Given market share information over time, you can estimate the transition probabilities P. In order to estimate P using traditional methods, you need at least k observations. If you have fewer than k transitions, you can use the ENTROPY procedure to estimate the probabilities.

Suppose you are studying the market share for four companies. If you want to estimate the transition probabilities for these four companies, you need a time series with four observations of the shares. Assume the current transition probability matrix is as follows:

The following SAS DATA step statements generate a series of market shares from this probability matrix. A transition is represented as the current period shares, y, and the previous period shares, x.

data m;
/* Known Transition matrix */
array p[4,4] (0.7 .4 .0 .1
0.1 .5 .4 .0
0.0 .1 .6 .0
0.2 .0 .0 .9 ) ;
/* Initial Market shares */
array y[4] y1-y4 ( .4 .3 .2 .1 );
array x[4] x1-x4;
drop p1-p16 i;
do i = 1 to 3;
x[1] = y[1]; x[2] = y[2];
x[3] = y[3]; x[4] = y[4];
y[1] = p[1,1] * x1 + p[1,2] * x2 + p[1,3] * x3 + p[1,4] * x4;
y[2] = p[2,1] * x1 + p[2,2] * x2 + p[2,3] * x3 + p[2,4] * x4;
y[3] = p[3,1] * x1 + p[3,2] * x2 + p[3,3] * x3 + p[3,4] * x4;
y[4] = p[4,1] * x1 + p[4,2] * x2 + p[4,3] * x3 + p[4,4] * x4;
output;
end;
run;


The following SAS statements estimate the transition matrix by using only the first transition.

proc entropy markov pure data=m(obs=1);
model y1-y4 = x1-x4;
run;


The MARKOV option implies NOINT for each model, that the sum of the parameters in each column is one, and chooses support points of 0 and 1. This model can be expressed equivalently as

proc entropy pure data=m(obs=1) ;
priors y1.x1 0 1 y1.x2 0 1 y1.x3 0 1 y1.x4 0 1;
priors y2.x1 0 1 y2.x2 0 1 y2.x3 0 1 y2.x4 0 1;
priors y3.x1 0 1 y3.x2 0 1 y3.x3 0 1 y3.x4 0 1;
priors y4.x1 0 1 y4.x2 0 1 y4.x3 0 1 y4.x4 0 1;

model y1 = x1-x4 / noint;
model y2 = x1-x4 / noint;
model y3 = x1-x4 / noint;
model y4 = x1-x4 / noint;

restrict y1.x1 + y2.x1 + y3.x1 + y4.x1 = 1;
restrict y1.x2 + y2.x2 + y3.x2 + y4.x2 = 1;
restrict y1.x3 + y2.x3 + y3.x3 + y4.x3 = 1;
restrict y1.x4 + y2.x4 + y3.x4 + y4.x4 = 1;
run;


The transition matrix is given in Figure 13.18.
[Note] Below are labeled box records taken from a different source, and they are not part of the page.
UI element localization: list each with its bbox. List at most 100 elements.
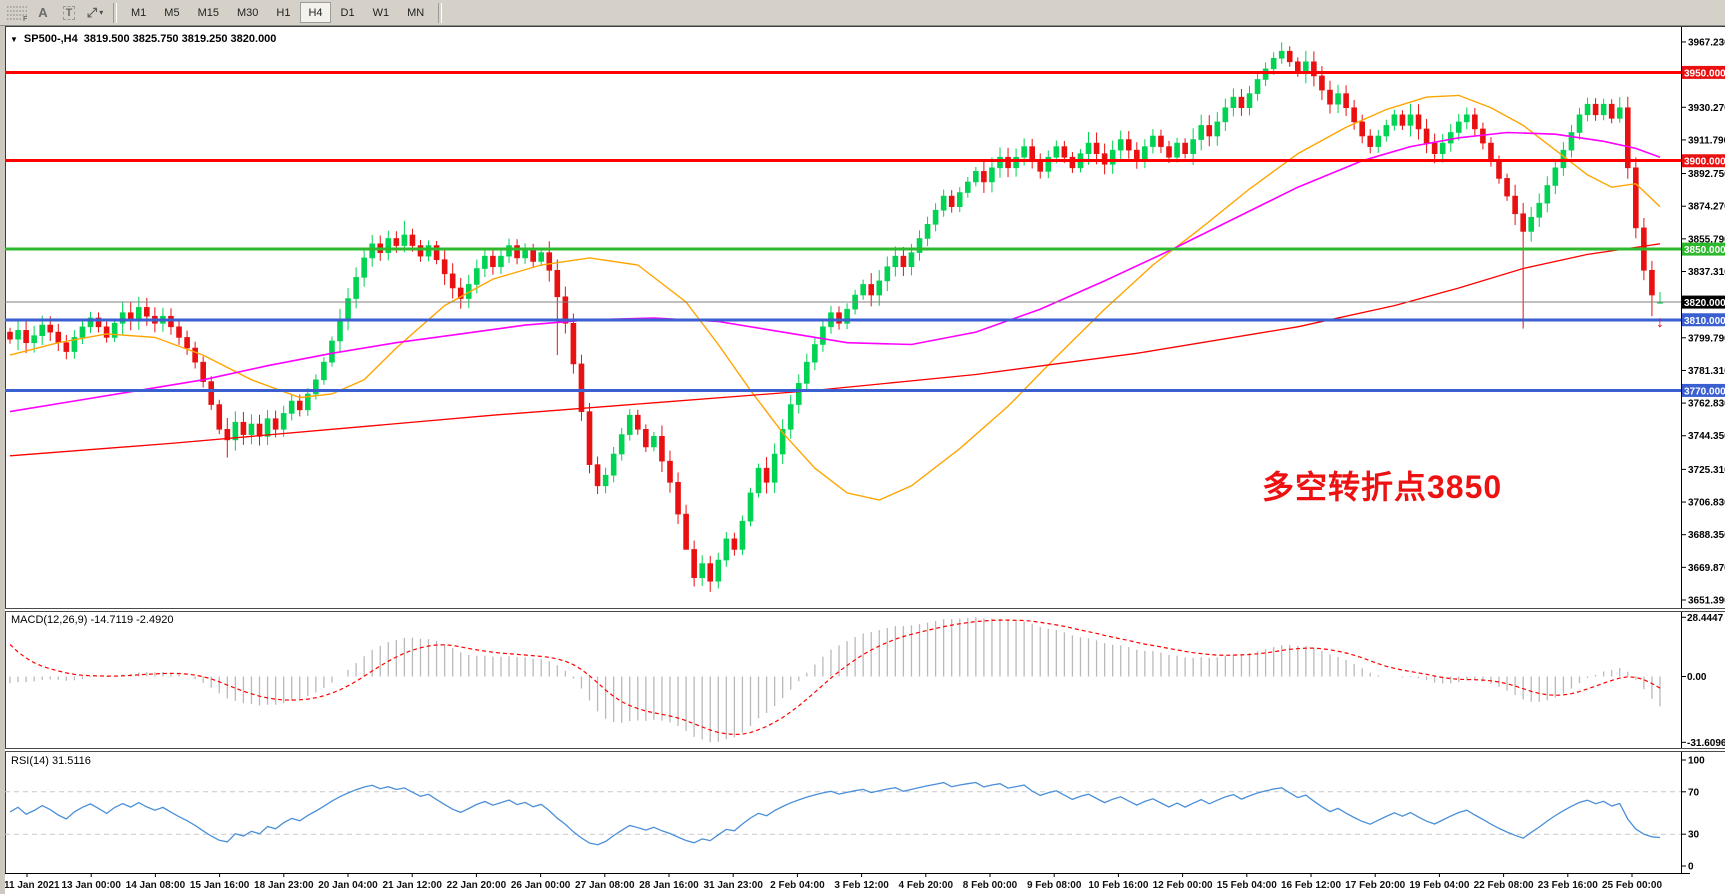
time-axis-label: 25 Feb 00:00 — [1602, 880, 1662, 891]
price-scale-label: 3799.790 — [1688, 333, 1725, 344]
price-scale-label: 3892.750 — [1688, 169, 1725, 180]
time-axis-label: 19 Feb 04:00 — [1409, 880, 1469, 891]
macd-indicator-label: MACD(12,26,9) -14.7119 -2.4920 — [11, 614, 174, 626]
price-scale-label: 3967.230 — [1688, 37, 1725, 48]
text-label-tool-button[interactable]: A — [31, 2, 55, 23]
time-axis-label: 21 Jan 12:00 — [382, 880, 442, 891]
chevron-down-icon[interactable]: ▾ — [99, 8, 104, 17]
price-badge — [1682, 295, 1725, 309]
time-axis-label: 9 Feb 08:00 — [1027, 880, 1082, 891]
macd-signal-line — [9, 619, 1661, 736]
diagonal-arrows-icon: ⤢ — [86, 4, 98, 20]
price-scale-label: 3706.830 — [1688, 498, 1725, 509]
price-badge-label: 3820.000 — [1684, 298, 1725, 309]
macd-panel: 28.4447 0.00 -31.6096 — [9, 613, 1725, 749]
price-badge-label: 3770.000 — [1684, 386, 1725, 397]
main-macd-separator[interactable] — [0, 608, 1725, 612]
toolbar: F A T ⤢ ▾ M1 M5 M15 M30 H1 H4 D1 W1 MN — [0, 0, 1725, 26]
time-axis-label: 15 Feb 04:00 — [1217, 880, 1277, 891]
time-axis-label: 22 Jan 20:00 — [447, 880, 507, 891]
timeframe-button-M1[interactable]: M1 — [131, 6, 147, 19]
timeframe-button-M5[interactable]: M5 — [164, 6, 180, 19]
text-tool-button[interactable]: T — [57, 2, 81, 23]
symbol-dropdown-icon[interactable]: ▼ — [10, 34, 18, 44]
price-badge — [1682, 383, 1725, 397]
time-axis-label: 3 Feb 12:00 — [834, 880, 889, 891]
sell-arrow-icon: ↓ — [1656, 314, 1664, 331]
time-axis-label: 15 Jan 16:00 — [190, 880, 250, 891]
ma-orange — [9, 94, 1661, 501]
time-axis-label: 23 Feb 16:00 — [1538, 880, 1598, 891]
time-axis-label: 27 Jan 08:00 — [575, 880, 635, 891]
text-tool-icon: T — [62, 5, 76, 20]
timeframe-button-H4[interactable]: H4 — [300, 2, 331, 23]
price-badge-label: 3850.000 — [1684, 245, 1725, 256]
symbol-name: SP500-,H4 — [23, 33, 78, 45]
chart-window-left-edge — [0, 26, 5, 894]
time-axis-label: 14 Jan 08:00 — [126, 880, 186, 891]
ma-magenta — [9, 131, 1661, 413]
time-axis-label: 22 Feb 08:00 — [1474, 880, 1534, 891]
time-axis-label: 4 Feb 20:00 — [899, 880, 954, 891]
price-badge — [1682, 313, 1725, 327]
fibonacci-tool-button[interactable]: F — [5, 2, 29, 23]
price-scale-label: 3688.350 — [1688, 530, 1725, 541]
rsi-scale-label: 70 — [1688, 787, 1700, 798]
candlestick-series — [7, 42, 1663, 592]
timeframe-button-group: M1 M5 M15 M30 H1 H4 D1 W1 MN — [122, 2, 433, 23]
price-scale-label: 3762.830 — [1688, 399, 1725, 410]
time-axis-label: 11 Jan 2021 — [4, 880, 60, 891]
time-axis-label: 13 Jan 00:00 — [61, 880, 121, 891]
time-axis-label: 16 Feb 12:00 — [1281, 880, 1341, 891]
time-axis-label: 18 Jan 23:00 — [254, 880, 314, 891]
price-badge-label: 3950.000 — [1684, 68, 1725, 79]
rsi-scale-label: 100 — [1688, 756, 1705, 767]
time-axis[interactable]: 11 Jan 2021 13 Jan 00:00 14 Jan 08:00 15 Ja… — [4, 873, 1690, 891]
time-axis-label: 17 Feb 20:00 — [1345, 880, 1405, 891]
macd-scale-label: 0.00 — [1687, 672, 1707, 683]
timeframe-button-M15[interactable]: M15 — [197, 6, 219, 19]
text-label-icon: A — [38, 5, 48, 20]
price-badge-label: 3810.000 — [1684, 316, 1725, 327]
time-axis-label: 26 Jan 00:00 — [511, 880, 571, 891]
time-axis-label: 2 Feb 04:00 — [770, 880, 825, 891]
svg-text:F: F — [23, 16, 28, 21]
rsi-indicator-label: RSI(14) 31.5116 — [11, 755, 91, 767]
timeframe-button-M30[interactable]: M30 — [236, 6, 259, 19]
price-badge — [1682, 65, 1725, 79]
price-scale-label: 3911.790 — [1688, 135, 1725, 146]
moving-average-lines — [9, 94, 1661, 501]
horizontal-level-lines[interactable] — [5, 70, 1681, 392]
price-scale-label: 3669.870 — [1688, 563, 1725, 574]
macd-scale-label: -31.6096 — [1687, 738, 1725, 749]
macd-scale-label: 28.4447 — [1687, 613, 1724, 624]
toolbar-separator — [438, 2, 443, 23]
price-scale-label: 3874.270 — [1688, 202, 1725, 213]
price-scale[interactable]: 3950.000 3900.000 3850.000 3820.000 3810.000… — [1681, 37, 1725, 606]
toolbar-separator — [113, 2, 117, 23]
macd-rsi-separator[interactable] — [0, 748, 1725, 752]
timeframe-button-H1[interactable]: H1 — [276, 6, 291, 19]
price-scale-label: 3781.310 — [1688, 366, 1725, 377]
price-scale-label: 3651.390 — [1688, 595, 1725, 606]
price-scale-label: 3837.310 — [1688, 267, 1725, 278]
timeframe-button-D1[interactable]: D1 — [340, 6, 355, 19]
time-axis-label: 31 Jan 23:00 — [703, 880, 763, 891]
ma-red — [9, 243, 1661, 457]
price-badge — [1682, 242, 1725, 256]
chart-window-frame — [0, 26, 1725, 873]
fibonacci-icon: F — [7, 6, 28, 21]
timeframe-button-W1[interactable]: W1 — [372, 6, 390, 19]
chart-annotation: 多空转折点3850 — [1262, 469, 1503, 505]
price-badge — [1682, 154, 1725, 168]
time-axis-label: 20 Jan 04:00 — [318, 880, 378, 891]
price-scale-label: 3725.310 — [1688, 465, 1725, 476]
arrow-styles-button[interactable]: ⤢ ▾ — [83, 2, 107, 23]
rsi-scale-label: 30 — [1688, 830, 1700, 841]
time-axis-label: 12 Feb 00:00 — [1153, 880, 1213, 891]
rsi-scale-label: 0 — [1688, 862, 1694, 873]
price-badge-label: 3900.000 — [1684, 157, 1725, 168]
rsi-panel: 100 70 30 0 — [5, 756, 1705, 873]
timeframe-button-MN[interactable]: MN — [407, 6, 425, 19]
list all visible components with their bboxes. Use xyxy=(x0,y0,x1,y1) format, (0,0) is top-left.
Figure 13.18: Estimate of P by Using One Transition

 Prior Distribution of Parameter T

The ENTROPY Procedure

GME Variable Estimates
Variable Estimate Information
Index
y1.x1 0.463407 0.0039
y1.x2 0.41055 0.0232
y1.x3 0.356272 0.0605
y1.x4 0.302163 0.1161
y2.x1 0.272755 0.1546
y2.x2 0.271459 0.1564
y2.x3 0.267252 0.1625
y2.x4 0.260084 0.1731
y3.x1 0.119926 0.4709
y3.x2 0.148481 0.3940
y3.x3 0.180224 0.3194
y3.x4 0.214394 0.2502
y4.x1 0.143903 0.4056
y4.x2 0.169504 0.3434
y4.x3 0.196252 0.2856
y4.x4 0.223364 0.2337

Note that P varies greatly from the true solution.

If two transitions are used instead (OBS=2), the resulting transition matrix is shown in Figure 13.19.

proc entropy markov pure data=m(obs=2);
model y1-y4 = x1-x4;
run;


Figure 13.19: Estimate of P by Using Two Transitions

 Prior Distribution of Parameter T

The ENTROPY Procedure

GME Variable Estimates
Variable Estimate Information
Index
y1.x1 0.721012 0.1459
y1.x2 0.355703 0.0609
y1.x3 0.026095 0.8256
y1.x4 0.096654 0.5417
y2.x1 0.083987 0.5839
y2.x2 0.53886 0.0044
y2.x3 0.373668 0.0466
y2.x4 0.000133 0.9981
y3.x1 0.000062 0.9990
y3.x2 0.099848 0.5315
y3.x3 0.600104 0.0291
y3.x4 7.871E-8 1.0000
y4.x1 0.194938 0.2883
y4.x2 0.00559 0.9501
y4.x3 0.000133 0.9981
y4.x4 0.903214 0.5413

This transition matrix is much closer to the actual transition matrix.

If, in addition to the transitions, you had other information about the transition matrix, such as your own company’s transition values, that information can be added as restrictions to the parameter estimates. For noisy data, the PURE option should be dropped. Note that this example has six zero probabilities in the transition matrix; the accurate estimation of transition matrices with fewer zero probabilities generally requires more transition observations.